Janet Zaleon, a senior counsel from the city’s law department, stressed that the issue was not the remediation effort itself, which was considered to be fair by all parties, but rather the documentation of the monitoring and prevention efforts.
“The Mott Haven campus remediation was an extensive and thorough undertaking that spanned several years, included significant public comment, and was approved by the state,” Zaleon said in a statement. “Those who brought this lawsuit never disputed the remediation effort, or the validity of the city’s long-term measures to ensure that this site is protected from future contamination. The focus of this lawsuit was whether long-term monitoring measures should have been described in the project’s environmental impact statement. The Court has now asked that we prepare a supplemental statement to include that information, and we will do so.”

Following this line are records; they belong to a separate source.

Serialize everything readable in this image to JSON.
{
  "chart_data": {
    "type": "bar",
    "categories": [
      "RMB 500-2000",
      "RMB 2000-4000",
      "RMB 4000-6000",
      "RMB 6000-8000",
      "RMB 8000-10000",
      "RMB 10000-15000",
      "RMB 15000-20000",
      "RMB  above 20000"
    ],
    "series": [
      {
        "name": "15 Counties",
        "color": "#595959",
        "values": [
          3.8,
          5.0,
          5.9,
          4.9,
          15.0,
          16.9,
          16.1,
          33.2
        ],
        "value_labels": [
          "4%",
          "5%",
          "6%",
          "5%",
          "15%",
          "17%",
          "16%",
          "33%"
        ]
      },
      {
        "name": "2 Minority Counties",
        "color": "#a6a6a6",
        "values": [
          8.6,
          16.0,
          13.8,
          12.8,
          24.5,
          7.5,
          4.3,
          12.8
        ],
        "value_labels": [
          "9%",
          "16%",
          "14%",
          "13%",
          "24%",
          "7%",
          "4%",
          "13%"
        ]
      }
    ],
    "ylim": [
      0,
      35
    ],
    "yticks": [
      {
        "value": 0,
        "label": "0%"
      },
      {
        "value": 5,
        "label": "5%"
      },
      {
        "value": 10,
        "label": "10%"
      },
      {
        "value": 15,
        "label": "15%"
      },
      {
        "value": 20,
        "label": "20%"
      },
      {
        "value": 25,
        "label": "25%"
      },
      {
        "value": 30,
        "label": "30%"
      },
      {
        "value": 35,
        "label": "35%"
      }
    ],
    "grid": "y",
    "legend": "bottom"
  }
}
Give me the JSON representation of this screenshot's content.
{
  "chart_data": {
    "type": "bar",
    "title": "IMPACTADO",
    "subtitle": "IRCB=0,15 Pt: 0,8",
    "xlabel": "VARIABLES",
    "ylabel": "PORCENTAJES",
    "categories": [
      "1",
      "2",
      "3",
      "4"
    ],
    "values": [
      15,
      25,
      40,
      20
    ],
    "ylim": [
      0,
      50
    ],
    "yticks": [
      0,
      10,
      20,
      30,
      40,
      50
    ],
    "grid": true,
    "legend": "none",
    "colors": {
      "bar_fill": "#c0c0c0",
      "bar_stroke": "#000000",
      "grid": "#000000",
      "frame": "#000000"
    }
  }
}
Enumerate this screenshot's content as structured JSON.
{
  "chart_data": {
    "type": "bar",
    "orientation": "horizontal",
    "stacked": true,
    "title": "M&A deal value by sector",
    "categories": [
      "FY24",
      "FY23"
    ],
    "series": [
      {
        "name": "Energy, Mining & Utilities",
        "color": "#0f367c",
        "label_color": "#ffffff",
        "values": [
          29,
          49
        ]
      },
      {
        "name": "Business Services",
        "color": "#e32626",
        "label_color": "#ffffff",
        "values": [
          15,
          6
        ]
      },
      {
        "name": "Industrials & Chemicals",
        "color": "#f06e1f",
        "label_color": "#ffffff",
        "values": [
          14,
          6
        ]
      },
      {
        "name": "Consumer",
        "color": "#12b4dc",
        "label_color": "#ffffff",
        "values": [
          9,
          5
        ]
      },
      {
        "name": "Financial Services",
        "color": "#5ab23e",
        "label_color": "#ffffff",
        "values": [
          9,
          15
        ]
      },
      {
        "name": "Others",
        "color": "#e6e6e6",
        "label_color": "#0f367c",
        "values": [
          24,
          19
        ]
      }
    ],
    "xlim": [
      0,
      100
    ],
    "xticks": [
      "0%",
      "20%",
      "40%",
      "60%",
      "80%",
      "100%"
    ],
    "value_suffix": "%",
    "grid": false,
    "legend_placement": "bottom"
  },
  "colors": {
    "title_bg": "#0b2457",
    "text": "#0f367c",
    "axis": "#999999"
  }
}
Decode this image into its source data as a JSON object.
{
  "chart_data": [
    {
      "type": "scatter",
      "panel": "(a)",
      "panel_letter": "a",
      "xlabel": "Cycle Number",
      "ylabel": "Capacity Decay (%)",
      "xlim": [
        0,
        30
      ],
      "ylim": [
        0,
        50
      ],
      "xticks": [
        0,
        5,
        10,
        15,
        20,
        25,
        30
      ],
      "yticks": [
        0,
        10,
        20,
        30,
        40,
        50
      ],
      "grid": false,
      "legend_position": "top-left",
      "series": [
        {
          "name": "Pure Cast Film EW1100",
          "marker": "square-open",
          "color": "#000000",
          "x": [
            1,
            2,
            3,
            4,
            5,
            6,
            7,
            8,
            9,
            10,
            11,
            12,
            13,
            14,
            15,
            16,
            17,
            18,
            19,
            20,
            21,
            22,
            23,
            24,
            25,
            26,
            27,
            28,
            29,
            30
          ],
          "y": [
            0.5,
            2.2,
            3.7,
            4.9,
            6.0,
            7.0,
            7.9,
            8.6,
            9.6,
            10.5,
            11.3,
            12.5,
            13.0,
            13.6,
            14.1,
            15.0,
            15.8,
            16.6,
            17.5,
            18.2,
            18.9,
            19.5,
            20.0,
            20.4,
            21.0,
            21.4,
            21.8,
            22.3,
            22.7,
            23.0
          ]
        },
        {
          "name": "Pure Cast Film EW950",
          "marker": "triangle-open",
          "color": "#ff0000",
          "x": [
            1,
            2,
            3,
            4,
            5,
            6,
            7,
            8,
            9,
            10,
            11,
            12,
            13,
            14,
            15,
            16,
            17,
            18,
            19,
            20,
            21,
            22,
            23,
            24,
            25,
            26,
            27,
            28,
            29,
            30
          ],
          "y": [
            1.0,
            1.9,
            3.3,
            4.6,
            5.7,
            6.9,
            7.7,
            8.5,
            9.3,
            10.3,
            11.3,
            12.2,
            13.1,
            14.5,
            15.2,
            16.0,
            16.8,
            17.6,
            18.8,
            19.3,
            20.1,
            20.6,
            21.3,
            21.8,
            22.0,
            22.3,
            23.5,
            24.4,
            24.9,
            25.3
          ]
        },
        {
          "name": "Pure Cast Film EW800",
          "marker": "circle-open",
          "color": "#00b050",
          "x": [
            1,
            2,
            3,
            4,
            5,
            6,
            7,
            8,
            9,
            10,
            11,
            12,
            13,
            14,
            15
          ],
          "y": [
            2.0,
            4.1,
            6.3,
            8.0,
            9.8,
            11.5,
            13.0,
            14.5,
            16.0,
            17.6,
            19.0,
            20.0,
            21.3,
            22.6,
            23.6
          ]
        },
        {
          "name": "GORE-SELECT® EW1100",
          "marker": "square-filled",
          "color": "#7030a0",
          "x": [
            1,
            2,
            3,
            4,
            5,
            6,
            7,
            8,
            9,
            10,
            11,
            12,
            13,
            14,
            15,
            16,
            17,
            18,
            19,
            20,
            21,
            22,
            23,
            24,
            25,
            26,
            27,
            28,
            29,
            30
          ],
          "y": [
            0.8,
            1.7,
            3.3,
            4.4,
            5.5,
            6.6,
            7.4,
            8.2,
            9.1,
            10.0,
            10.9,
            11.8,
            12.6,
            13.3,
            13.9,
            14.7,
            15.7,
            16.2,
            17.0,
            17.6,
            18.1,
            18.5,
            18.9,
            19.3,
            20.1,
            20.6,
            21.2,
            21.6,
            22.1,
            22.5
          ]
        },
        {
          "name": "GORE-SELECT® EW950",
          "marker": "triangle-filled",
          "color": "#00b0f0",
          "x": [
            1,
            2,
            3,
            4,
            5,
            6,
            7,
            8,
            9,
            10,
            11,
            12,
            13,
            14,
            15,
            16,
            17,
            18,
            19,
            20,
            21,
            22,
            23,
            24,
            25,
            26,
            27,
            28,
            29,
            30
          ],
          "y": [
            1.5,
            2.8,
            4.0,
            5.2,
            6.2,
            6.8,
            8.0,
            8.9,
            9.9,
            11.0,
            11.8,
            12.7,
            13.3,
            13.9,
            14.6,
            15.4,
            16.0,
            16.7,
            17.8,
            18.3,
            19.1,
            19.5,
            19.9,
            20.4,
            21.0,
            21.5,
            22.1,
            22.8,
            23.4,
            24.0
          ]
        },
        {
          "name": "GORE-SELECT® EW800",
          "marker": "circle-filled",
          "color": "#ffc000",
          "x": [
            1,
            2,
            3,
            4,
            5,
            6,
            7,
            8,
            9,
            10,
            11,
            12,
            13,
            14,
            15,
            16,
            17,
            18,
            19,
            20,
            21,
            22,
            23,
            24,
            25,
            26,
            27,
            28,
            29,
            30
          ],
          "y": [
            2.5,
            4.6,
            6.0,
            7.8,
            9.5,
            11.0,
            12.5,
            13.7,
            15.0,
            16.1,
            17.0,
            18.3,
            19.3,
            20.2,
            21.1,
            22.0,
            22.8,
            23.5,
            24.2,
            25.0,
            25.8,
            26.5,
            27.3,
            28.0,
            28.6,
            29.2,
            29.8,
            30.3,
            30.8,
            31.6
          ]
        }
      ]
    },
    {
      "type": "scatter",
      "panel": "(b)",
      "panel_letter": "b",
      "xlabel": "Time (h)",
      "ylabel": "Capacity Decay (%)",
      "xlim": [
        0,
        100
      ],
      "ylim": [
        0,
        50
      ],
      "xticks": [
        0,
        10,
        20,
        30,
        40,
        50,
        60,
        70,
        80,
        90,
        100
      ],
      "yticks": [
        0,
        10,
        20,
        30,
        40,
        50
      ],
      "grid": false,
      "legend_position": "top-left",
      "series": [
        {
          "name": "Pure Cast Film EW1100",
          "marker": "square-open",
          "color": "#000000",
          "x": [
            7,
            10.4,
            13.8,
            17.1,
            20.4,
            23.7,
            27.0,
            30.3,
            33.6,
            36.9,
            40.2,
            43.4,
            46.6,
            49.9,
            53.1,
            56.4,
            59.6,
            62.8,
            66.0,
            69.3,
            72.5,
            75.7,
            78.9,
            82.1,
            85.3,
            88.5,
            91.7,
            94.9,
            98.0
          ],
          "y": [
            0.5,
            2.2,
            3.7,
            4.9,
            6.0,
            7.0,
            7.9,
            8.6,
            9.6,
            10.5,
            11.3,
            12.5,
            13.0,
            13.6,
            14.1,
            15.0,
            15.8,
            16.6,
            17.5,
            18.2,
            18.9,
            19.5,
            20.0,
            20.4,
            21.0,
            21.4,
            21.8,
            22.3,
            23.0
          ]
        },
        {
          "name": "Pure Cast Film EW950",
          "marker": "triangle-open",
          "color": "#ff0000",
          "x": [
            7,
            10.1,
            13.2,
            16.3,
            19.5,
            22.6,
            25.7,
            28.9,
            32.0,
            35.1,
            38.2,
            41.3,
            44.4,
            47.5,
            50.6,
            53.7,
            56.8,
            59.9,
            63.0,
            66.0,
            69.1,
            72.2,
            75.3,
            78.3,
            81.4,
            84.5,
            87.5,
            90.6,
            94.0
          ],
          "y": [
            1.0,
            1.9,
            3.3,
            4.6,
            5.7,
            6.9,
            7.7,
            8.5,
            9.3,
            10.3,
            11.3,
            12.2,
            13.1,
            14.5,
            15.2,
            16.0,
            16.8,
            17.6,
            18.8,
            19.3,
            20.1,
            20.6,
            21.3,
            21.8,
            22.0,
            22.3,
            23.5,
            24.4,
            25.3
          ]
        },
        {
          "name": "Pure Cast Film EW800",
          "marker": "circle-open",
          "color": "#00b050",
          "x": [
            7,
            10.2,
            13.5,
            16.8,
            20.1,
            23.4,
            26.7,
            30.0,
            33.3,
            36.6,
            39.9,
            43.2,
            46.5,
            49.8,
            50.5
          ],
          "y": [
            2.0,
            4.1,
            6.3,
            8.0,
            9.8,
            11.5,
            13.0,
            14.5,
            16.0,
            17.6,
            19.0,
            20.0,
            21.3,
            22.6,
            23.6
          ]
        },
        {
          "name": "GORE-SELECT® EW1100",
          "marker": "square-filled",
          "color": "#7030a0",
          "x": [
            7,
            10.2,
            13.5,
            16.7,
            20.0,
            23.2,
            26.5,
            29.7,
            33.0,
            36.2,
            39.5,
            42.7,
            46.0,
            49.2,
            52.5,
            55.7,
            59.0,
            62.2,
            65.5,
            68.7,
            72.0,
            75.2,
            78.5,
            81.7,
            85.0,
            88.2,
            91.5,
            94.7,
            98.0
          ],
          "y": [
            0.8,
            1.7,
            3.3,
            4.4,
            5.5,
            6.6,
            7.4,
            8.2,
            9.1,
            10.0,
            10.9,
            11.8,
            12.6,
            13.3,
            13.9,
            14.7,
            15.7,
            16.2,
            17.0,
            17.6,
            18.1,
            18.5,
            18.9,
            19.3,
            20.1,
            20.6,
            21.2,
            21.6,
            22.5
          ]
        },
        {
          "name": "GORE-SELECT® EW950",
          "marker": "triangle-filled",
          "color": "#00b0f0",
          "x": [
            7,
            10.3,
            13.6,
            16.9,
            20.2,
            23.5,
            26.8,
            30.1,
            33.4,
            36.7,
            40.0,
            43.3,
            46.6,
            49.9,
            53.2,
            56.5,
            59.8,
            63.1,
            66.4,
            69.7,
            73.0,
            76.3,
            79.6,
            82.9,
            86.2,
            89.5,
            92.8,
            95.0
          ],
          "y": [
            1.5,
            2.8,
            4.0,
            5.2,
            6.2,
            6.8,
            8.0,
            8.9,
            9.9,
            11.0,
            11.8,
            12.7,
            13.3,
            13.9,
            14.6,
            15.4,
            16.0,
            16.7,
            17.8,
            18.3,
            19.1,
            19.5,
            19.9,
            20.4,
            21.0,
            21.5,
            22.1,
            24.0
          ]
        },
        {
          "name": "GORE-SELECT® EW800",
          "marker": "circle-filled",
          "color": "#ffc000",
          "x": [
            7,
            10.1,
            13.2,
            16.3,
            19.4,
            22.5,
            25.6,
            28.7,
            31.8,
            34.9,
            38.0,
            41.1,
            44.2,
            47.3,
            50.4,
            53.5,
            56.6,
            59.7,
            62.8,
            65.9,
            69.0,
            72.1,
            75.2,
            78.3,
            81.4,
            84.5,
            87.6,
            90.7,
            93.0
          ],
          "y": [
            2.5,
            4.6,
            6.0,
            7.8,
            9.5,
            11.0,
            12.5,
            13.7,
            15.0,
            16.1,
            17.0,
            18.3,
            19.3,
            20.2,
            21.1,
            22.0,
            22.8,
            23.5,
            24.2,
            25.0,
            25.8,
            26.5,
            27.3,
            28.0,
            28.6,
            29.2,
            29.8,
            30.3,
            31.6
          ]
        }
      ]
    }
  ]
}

The School Construction Authority has been criticized for its lack of transparency before. Earlier this year, SCA president Lorraine Grillo apologized for a lack of communication over an asbestos removal project at a Cobble Hill school. Parents have also expressed concern about the removal of polychlorinated biphenyls, or PCBs, environmental toxins that are present in the light fixtures of over 700 city schools.
Dawn Philip said that NYLPI first heard of the case through Councilwoman Maria del Carmen Arroyo, who was approached by members of the Bronx Committee for Toxic Free Schools. Jane Maisel, a former public school teacher who is part of the group, said that the ruling was “a victory for families, teachers, and members of the community who raised their voices to protect our children’s health.”
John Fielder, a founding member of the committee and a longtime Mott Haven resident, said the decision had “forced the hand” of the SCA. “In the Bronx especially there are a lot of schools and houses being built on old industrial grounds and there’s no way of knowing that the toxins aren’t coming in,” Fielder said. “We decided that as parents we needed to do something.”
The Bronx Supreme court ruled in favor of the coalition in 2008. The city then went to the appellate court which upheld the decision in 2011. The current ruling by the New York Court of Appeals is final and binding.
“They were looking for a principle that they can dictate how these processes go,” co-counsel Berz said. But, he added, the drawn-out process and the repeated unsuccessful appeals meant the city should be very clear on what is expected in the future. “Everyone at the highest level understands what the rules of the game are now.”